A leading Egyptologist explains how a 4,000-year-old culture continues to fascinate.
Brier (Senior Research Fellow/Long Island Univ.; The Secret of the Great Pyramid: How One Man's Obsession Led to the Solution of Ancient Egypt's Greatest Mystery, 2009, etc.), known as “Mr. Mummy,” contends that ancient Egypt excites people in ways no other country can, possibly due to the age, monuments like the pyramids, mummified rulers or something less concrete. When asked for their greatest attractions, he writes, nearly all museum curators will answer, “Egypt and dinosaurs.” Brier is an expert on mummies and mummification and also collects objects associated with ancient Egypt. Some, like the letters Howard Carter, the discoverer of Tutankhamen's tomb, sent his sponsor, Lady Amherst, are close to his professional expertise. Others, like the packaging for Kamut breakfast cereal or sheet music for songs like “Old King Tut was a Wise Old Nut” or “Cleopatra had a Jazz Band,” reflect more of the popular interest exploited by marketers and entertainers. Brier became convinced that there is a kind of stratification in the production of these mass-market objects that is related to the different phases of the growth of knowledge of ancient Egypt.

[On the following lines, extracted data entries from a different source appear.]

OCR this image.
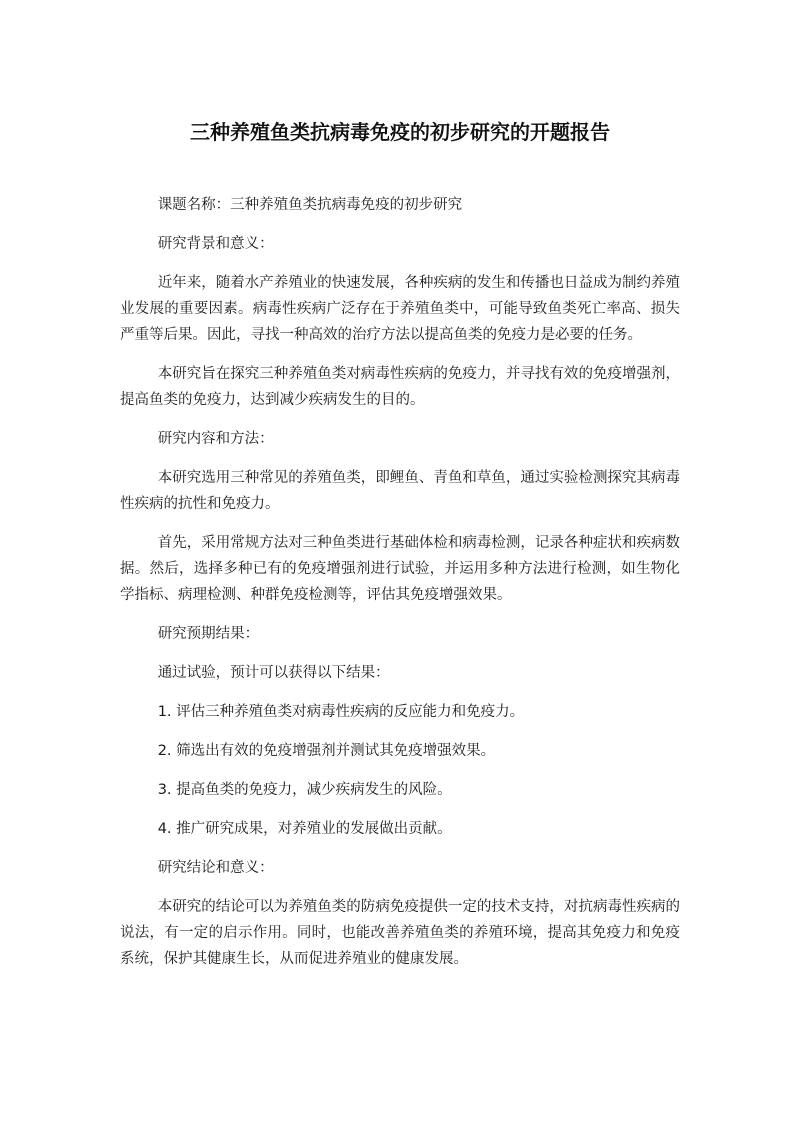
三种养殖鱼类抗病毒免疫的初步研究的开题报告

课题名称：三种养殖鱼类抗病毒免疫的初步研究

研究背景和意义：

近年来，随着水产养殖业的快速发展，各种疾病的发生和传播也日益成为制约养殖业发展的重要因素。病毒性疾病广泛存在于养殖鱼类中，可能导致鱼类死亡率高、损失严重等后果。因此，寻找一种高效的治疗方法以提高鱼类的免疫力是必要的任务。

本研究旨在探究三种养殖鱼类对病毒性疾病的免疫力，并寻找有效的免疫增强剂，提高鱼类的免疫力，达到减少疾病发生的目的。

研究内容和方法：

本研究选用三种常见的养殖鱼类，即鲤鱼、青鱼和草鱼，通过实验检测探究其病毒性疾病的抗性和免疫力。

首先，采用常规方法对三种鱼类进行基础体检和病毒检测，记录各种症状和疾病数据。然后，选择多种已有的免疫增强剂进行试验，并运用多种方法进行检测，如生物化学指标、病理检测、种群免疫检测等，评估其免疫增强效果。

研究预期结果：

通过试验，预计可以获得以下结果：

1. 评估三种养殖鱼类对病毒性疾病的反应能力和免疫力。

2. 筛选出有效的免疫增强剂并测试其免疫增强效果。

3. 提高鱼类的免疫力，减少疾病发生的风险。

4. 推广研究成果，对养殖业的发展做出贡献。

研究结论和意义：

本研究的结论可以为养殖鱼类的防病免疫提供一定的技术支持，对抗病毒性疾病的说法，有一定的启示作用。同时，也能改善养殖鱼类的养殖环境，提高其免疫力和免疫系统，保护其健康生长，从而促进养殖业的健康发展。
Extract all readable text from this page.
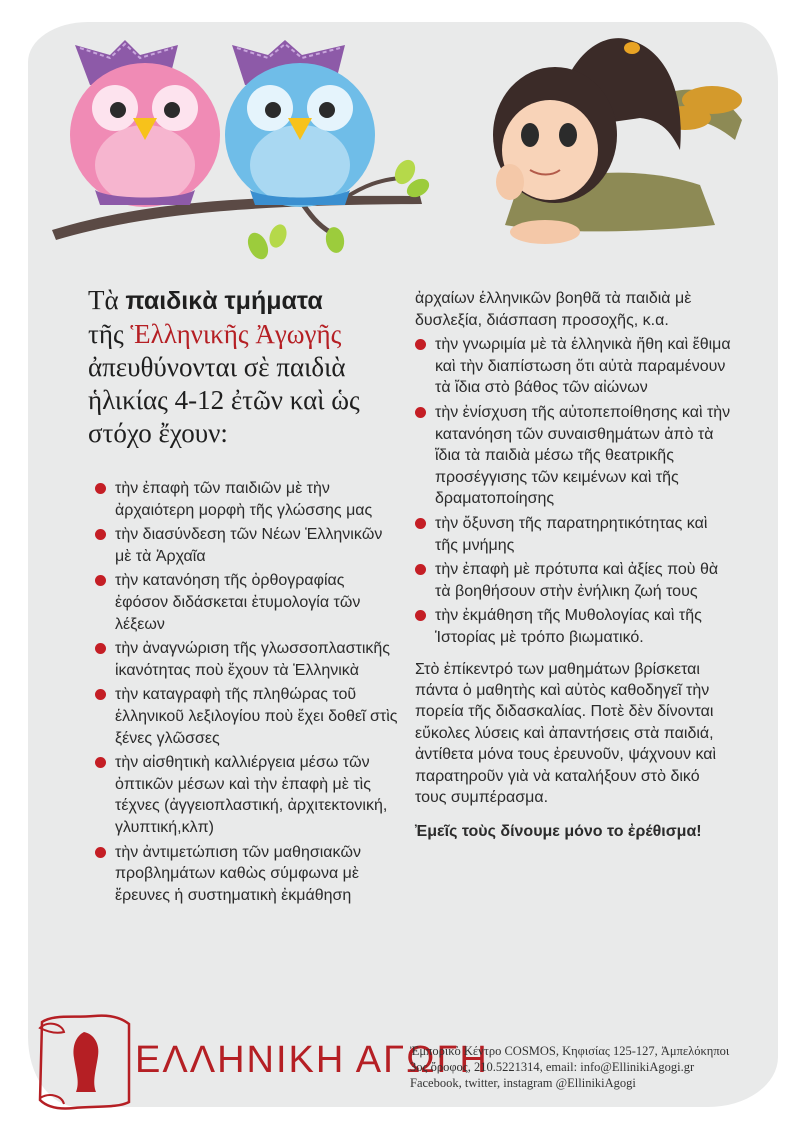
Τὰ παιδικὰ τμήματα
τῆς Ἑλληνικῆς Ἀγωγῆς
ἀπευθύνονται σὲ παιδιὰ ἡλικίας 4-12 ἐτῶν καὶ ὡς στόχο ἔχουν:
τὴν ἐπαφὴ τῶν παιδιῶν μὲ τὴν ἀρχαιότερη μορφὴ τῆς γλώσσης μας
τὴν διασύνδεση τῶν Νέων Ἑλληνικῶν μὲ τὰ Ἀρχαῖα
τὴν κατανόηση τῆς ὀρθογραφίας ἐφόσον διδάσκεται ἐτυμολογία τῶν λέξεων
τὴν ἀναγνώριση τῆς γλωσσοπλαστικῆς ἱκανότητας ποὺ ἔχουν τὰ Ἑλληνικὰ
τὴν καταγραφὴ τῆς πληθώρας τοῦ ἑλληνικοῦ λεξιλογίου ποὺ ἔχει δοθεῖ στὶς ξένες γλῶσσες
τὴν αἰσθητικὴ καλλιέργεια μέσω τῶν ὀπτικῶν μέσων καὶ τὴν ἐπαφὴ μὲ τὶς τέχνες (ἀγγειοπλαστική, ἀρχιτεκτονική, γλυπτική,κλπ)
τὴν ἀντιμετώπιση τῶν μαθησιακῶν προβλημάτων καθὼς σύμφωνα μὲ ἔρευνες ἡ συστηματικὴ ἐκμάθηση
ἀρχαίων ἑλληνικῶν βοηθᾶ τὰ παιδιὰ μὲ δυσλεξία, διάσπαση προσοχῆς, κ.α.
τὴν γνωριμία μὲ τὰ ἑλληνικὰ ἤθη καὶ ἔθιμα καὶ τὴν διαπίστωση ὅτι αὐτὰ παραμένουν τὰ ἴδια στὸ βάθος τῶν αἰώνων
τὴν ἐνίσχυση τῆς αὐτοπεποίθησης καὶ τὴν κατανόηση τῶν συναισθημάτων ἀπὸ τὰ ἴδια τὰ παιδιὰ μέσω τῆς θεατρικῆς προσέγγισης τῶν κειμένων καὶ τῆς δραματοποίησης
τὴν ὄξυνση τῆς παρατηρητικότητας καὶ τῆς μνήμης
τὴν ἐπαφὴ μὲ πρότυπα καὶ ἀξίες ποὺ θὰ τὰ βοηθήσουν στὴν ἐνήλικη ζωή τους
τὴν ἐκμάθηση τῆς Μυθολογίας καὶ τῆς Ἱστορίας μὲ τρόπο βιωματικό.
Στὸ ἐπίκεντρό των μαθημάτων βρίσκεται πάντα ὁ μαθητὴς καὶ αὐτὸς καθοδηγεῖ τὴν πορεία τῆς διδασκαλίας. Ποτὲ δὲν δίνονται εὔκολες λύσεις καὶ ἀπαντήσεις στὰ παιδιά, ἀντίθετα μόνα τους ἐρευνοῦν, ψάχνουν καὶ παρατηροῦν γιὰ νὰ καταλήξουν στὸ δικό τους συμπέρασμα.
Ἐμεῖς τοὺς δίνουμε μόνο το ἐρέθισμα!
ΕΛΛΗΝΙΚΗ ΑΓΩΓΗ
Ἐμπορικὸ Κέντρο COSMOS, Κηφισίας 125-127, Ἀμπελόκηποι
3ος ὄροφος, 210.5221314, email: info@EllinikiAgogi.gr
Facebook, twitter, instagram @EllinikiAgogi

In the modern era, the beginning is marked by Napoleon's ill-fated invasion and the first large-scale scientific expedition. The author shows how the transport of three obelisks—to France, Britain and the United States—in the 19th century shaped a culture in which coverage by news media heated up public enthusiasm for all things Egyptian. There followed dinner sets, ladies' fashion accessories, sheet music and hit songs, and movies about mummies. Brier is sure that the fascination will continue.
A lively account combining history and popular culture with guidelines for possible future collectors.